Our Vision
Working with local Councillors, wildlife groups and landowners, with the help of Sir John Lawton, author of the 2010 government review of England’s protected areas “Making Space for Nature”, we have been developing a project to reconnect the Ancient Woodland from Kings Wood and Perry Wood, North-Eastward to the Blean Woodland Nature Reserve and East Blean at Hoath, to connect essential wildlife habitats and re-create a landscape-scale Forest in East Kent.
This exciting project includes a “Green” land bridge across the A2, creating “stepping stones” to connect habitats and developing marginal habitats to support the biodiversity of the forest.
As part of this scheme, we will be proposing an expansion of the Kent Downs National Landscape, (previously the Area of Outstanding Natural Beauty) into the area, to create a substantial forest that can support threatened species and, possibly, allow the reintroduction of larger, lost species such as Bison and Lynx.
Our Objectives

Work in partnership with the relevant Local Authorities to advance their Local Nature Recovery Plans and other biodiversity targets;

Work in partnership with existing nature & wildlife organisations to enhance, expand and connect priority habitats on a landscape-scale;

Work in partnership with the local farming and landowning community to generate sustainable farming systems in and around the proposal area;

Enable more people, and more diverse audiences, to discover, explore, enjoy and understand the ancient forest and connective “stepping stone” and marginal habitats; how they are managed and the wider benefits they provide;

Work with Natural England to create an expanded Kent Downs National Landscape area that includes The Blean.
Making Space for Nature
In 2010 Sir John Lawton carried out an official review of England’s protected areas, published as Making Space for Nature, challenging the Government to address the loss of biodiversity and providing guidance on how everyone, from farmers, wildlife groups, landowners and individuals can play a role in helping to create, manage and improve these areas.
The Report states that:
“Surviving in small, isolated sites is … difficult for many species, and often impossible in the longer term, because they rarely contain the level of resources or the diversity of habitats needed to support sustainable populations… However, re-creating large expanses of continuous natural habitat is not a feasible option over most of England.
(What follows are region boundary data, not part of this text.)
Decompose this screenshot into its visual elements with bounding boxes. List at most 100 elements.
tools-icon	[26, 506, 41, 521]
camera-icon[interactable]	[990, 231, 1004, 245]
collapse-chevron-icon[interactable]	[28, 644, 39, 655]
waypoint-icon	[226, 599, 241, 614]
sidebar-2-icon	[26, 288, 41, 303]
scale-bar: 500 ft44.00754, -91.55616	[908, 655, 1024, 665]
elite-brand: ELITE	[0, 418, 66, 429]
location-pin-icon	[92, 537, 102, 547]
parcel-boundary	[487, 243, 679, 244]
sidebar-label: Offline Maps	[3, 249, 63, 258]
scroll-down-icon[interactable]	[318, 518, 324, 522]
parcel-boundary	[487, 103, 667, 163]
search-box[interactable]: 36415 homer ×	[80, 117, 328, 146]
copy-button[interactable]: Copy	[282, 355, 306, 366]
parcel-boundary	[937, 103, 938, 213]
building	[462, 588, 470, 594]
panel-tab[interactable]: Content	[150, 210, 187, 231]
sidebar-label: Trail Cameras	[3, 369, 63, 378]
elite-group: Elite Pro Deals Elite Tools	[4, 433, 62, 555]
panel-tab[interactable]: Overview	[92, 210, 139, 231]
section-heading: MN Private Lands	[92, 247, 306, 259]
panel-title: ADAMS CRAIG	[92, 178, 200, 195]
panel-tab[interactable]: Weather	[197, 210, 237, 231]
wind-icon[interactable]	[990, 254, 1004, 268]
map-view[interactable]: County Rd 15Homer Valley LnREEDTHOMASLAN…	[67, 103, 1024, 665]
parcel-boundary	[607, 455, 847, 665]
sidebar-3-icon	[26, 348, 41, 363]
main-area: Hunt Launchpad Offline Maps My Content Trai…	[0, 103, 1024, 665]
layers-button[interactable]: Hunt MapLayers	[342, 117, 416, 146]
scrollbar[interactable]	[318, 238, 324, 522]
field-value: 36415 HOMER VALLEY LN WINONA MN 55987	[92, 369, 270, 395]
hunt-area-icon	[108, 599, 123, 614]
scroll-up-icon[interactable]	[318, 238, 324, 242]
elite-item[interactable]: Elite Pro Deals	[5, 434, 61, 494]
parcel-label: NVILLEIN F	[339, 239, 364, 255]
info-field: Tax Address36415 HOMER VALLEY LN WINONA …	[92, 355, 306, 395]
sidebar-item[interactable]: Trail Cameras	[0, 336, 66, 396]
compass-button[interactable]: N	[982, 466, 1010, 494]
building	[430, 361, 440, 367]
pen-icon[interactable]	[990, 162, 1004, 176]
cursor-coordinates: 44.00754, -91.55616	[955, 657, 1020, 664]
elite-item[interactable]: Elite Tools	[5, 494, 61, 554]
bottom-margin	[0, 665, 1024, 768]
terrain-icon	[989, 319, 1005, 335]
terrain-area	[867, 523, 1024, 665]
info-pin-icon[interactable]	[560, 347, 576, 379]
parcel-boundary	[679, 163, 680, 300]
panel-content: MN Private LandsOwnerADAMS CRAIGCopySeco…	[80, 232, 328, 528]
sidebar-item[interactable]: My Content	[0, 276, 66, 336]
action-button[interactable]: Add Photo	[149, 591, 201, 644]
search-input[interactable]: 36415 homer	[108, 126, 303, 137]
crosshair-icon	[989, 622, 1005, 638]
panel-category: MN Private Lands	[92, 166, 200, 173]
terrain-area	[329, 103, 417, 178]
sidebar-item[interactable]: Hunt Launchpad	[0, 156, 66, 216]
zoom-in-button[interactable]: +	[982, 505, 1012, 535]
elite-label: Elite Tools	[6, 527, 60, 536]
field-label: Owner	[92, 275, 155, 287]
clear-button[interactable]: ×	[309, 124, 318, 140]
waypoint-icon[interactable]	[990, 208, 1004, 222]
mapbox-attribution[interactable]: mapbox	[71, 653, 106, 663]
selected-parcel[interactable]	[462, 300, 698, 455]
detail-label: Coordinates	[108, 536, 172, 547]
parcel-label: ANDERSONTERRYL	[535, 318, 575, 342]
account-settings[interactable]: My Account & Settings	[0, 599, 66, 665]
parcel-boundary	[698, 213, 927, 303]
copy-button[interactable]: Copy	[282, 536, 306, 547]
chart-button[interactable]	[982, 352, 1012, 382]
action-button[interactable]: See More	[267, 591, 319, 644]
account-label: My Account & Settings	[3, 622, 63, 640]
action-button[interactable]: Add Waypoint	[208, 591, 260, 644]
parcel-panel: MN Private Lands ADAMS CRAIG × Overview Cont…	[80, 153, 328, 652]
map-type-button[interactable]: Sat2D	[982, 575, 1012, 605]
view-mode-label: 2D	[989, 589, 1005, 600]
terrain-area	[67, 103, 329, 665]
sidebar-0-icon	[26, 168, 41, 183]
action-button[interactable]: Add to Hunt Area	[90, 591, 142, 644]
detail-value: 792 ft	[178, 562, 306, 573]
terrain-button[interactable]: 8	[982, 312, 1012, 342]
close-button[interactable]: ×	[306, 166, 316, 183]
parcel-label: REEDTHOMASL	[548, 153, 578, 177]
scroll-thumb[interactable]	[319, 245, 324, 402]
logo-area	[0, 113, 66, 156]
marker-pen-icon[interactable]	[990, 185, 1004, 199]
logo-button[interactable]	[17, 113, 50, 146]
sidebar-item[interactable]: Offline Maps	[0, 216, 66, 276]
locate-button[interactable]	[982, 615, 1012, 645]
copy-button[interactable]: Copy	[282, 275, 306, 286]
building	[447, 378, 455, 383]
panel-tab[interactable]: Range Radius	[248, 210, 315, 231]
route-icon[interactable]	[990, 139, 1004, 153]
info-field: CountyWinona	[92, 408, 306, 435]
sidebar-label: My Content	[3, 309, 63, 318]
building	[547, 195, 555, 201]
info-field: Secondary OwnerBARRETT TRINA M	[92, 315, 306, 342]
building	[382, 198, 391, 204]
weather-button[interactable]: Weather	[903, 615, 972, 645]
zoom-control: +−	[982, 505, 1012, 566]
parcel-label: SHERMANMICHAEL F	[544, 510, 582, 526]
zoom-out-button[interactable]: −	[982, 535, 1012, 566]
An alternative approach is to secure a suite of high-quality sites which collectively contain the range and area of habitats that species require and ensure that ecological connections exist to allow species, or at least their genes, to move between them. It is this network of core sites connected by buffer zones, wildlife corridors and smaller but still wildlife-rich sites that are important in their own right and can also act as ‘stepping stones’ … that we call an ecological network. ‘Wildlife corridors’ do not have to be continuous, physical connections: a mosaic of mixed land use, for example, may be all that is needed – it is the permeability of the landscape to species (or their genes) that matters”.

Stepping Stones” & “Corridors” create a sustainable ecological network
We will work in partnership with the local farming and landowning community to use government incentives and other grants to create marginal habitats and “stepping stones” within the project area.